Vient ensuite l’évidence de tous les périls moraux qui nous environnent en cette vie et doivent nous inspirer une salutaire prudence :
Qui donc, placé dans l’incertain de cette vie, se trouvera exempt de tentation ou libre de faute ? Qui donc ne souhaiterait de se voir ajouter quelque chose dans le domaine de la vertu ou retrancher quelque chose dans celui du péché ? Car l’adversité nuit et la prospérité corrompt, et il n’y a pas moins de péril à manquer de ce qu’on désire qu’à regorger de ce qu’on nous accorde. Des guet-apens sont cachés dans l’abondance des richesses, des guet-apens encore dans la gêne de la pauvreté : par celles-là, on est élevé et rendu orgueilleux, par celle-ci, on est poussé aux plaintes. La santé est cause de tentation, la maladie cause de tentation, la première étant matière à négligence et la seconde sujet de tristesse. Un piège se dissimule dans la sécurité, un piège dans la crainte, et il importe peu que l’âme possédée d’un amour terrestre soit absorbée par la joie ou par les soucis, puisque la maladie est la même, qu’on languisse sous l’effet d’une volupté vaine ou qu’on se fatigue sous l’effet d’une sollicitude inquiète (XI, 1).
A cela s’ajoute l’incertitude de notre jugement moral :
Dans la poursuite des vertus, le juste milieu est imprécis et incertain le discernement (V, 2).
Lorsqu’on est placé à la limite du bien et du mal, il est bien difficile de garder la mesure dans le plus subtil des jugements. Tout cela confirme la parole de la Vérité qui nous apprend qu’étroite et ardue est la voie qui mène à la vie.

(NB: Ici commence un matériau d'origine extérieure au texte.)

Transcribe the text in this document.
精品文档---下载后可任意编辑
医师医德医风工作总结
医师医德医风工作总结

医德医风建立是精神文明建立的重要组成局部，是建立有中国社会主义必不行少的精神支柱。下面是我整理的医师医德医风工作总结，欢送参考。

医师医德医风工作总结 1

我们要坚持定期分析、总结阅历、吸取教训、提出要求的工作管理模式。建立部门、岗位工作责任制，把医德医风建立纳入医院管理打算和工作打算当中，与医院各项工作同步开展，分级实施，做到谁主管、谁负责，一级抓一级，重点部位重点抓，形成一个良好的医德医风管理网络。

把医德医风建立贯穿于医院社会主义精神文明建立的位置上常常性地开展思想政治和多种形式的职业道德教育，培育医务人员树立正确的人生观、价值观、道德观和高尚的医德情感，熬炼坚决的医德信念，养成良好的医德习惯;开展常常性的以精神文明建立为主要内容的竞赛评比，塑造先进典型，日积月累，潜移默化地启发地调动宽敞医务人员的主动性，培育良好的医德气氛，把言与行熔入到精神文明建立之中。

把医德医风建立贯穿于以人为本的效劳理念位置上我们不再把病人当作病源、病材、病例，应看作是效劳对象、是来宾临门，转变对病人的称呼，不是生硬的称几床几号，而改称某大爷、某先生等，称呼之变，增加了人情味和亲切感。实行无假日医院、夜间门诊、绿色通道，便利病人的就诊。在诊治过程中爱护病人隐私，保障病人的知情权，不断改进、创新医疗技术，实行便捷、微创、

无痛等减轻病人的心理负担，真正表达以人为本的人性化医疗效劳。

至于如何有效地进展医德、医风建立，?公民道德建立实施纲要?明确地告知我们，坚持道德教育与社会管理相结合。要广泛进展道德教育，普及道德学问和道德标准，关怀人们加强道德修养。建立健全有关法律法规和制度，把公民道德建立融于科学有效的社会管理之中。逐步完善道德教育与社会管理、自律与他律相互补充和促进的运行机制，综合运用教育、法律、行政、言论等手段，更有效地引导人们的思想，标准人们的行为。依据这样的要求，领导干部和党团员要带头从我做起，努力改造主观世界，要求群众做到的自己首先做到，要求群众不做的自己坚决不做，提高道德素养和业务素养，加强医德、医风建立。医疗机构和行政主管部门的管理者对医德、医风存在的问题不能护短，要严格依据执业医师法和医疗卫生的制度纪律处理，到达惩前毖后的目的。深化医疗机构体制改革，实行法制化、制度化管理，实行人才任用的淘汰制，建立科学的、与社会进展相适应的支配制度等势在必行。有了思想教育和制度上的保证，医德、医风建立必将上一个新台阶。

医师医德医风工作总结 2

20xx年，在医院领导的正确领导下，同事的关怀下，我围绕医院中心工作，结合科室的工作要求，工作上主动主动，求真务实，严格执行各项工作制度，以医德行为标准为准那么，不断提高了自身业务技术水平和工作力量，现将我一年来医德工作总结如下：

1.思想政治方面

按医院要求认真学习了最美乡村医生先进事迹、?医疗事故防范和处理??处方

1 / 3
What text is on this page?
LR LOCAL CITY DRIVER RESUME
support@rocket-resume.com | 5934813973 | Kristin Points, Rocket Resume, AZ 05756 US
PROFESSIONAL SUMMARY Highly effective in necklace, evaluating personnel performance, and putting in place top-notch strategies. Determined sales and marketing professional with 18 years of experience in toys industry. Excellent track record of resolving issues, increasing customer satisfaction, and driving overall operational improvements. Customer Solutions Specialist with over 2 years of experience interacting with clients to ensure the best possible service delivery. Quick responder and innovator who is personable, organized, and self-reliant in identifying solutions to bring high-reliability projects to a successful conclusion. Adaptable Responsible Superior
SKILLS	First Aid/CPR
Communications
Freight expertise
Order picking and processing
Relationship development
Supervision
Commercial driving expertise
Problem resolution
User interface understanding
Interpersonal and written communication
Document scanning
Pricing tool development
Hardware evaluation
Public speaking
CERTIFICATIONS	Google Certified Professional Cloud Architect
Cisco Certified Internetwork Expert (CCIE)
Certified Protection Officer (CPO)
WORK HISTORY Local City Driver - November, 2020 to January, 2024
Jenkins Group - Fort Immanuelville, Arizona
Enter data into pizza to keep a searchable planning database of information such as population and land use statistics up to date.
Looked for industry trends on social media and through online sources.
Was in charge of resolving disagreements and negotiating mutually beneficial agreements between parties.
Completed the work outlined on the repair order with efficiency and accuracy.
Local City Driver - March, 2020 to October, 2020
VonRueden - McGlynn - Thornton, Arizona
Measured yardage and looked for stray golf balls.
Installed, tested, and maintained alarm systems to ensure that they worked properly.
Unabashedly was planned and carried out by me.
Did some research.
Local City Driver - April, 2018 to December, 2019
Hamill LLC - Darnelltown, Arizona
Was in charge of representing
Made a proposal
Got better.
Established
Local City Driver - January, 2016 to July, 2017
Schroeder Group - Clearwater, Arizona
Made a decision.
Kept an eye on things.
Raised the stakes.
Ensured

Il faut en prendre conscience au début du Carême, alors que nous portons notre choix sur l’une des voies qui s’ouvrent à nous, soit la route large qui entraîne à la mort, soit le chemin des vertus qui est en quelque façon caché et secret, car ce n’est qu’en espérance que nous sommes sauvés, et la vraie foi aime par-dessus tout ce qui ne tombe pas sous le sens de la chair (XI, 2).
Ces derniers mots sont une invitation à intérioriser notre recherche vertueuse et à travailler en profondeur.
Notre humilité se nourrira enfin de la conscience plus vive de notre condition de pécheur :
C’est orgueil que de prétendre éviter facilement le péché, puisque cette présomption même est péché, selon la parole du bienheureux apôtre Jean : Si nous nous prétendons sans péché, nous nous trompons nous-mêmes, et la vérité n’est pas en nous (III, 1).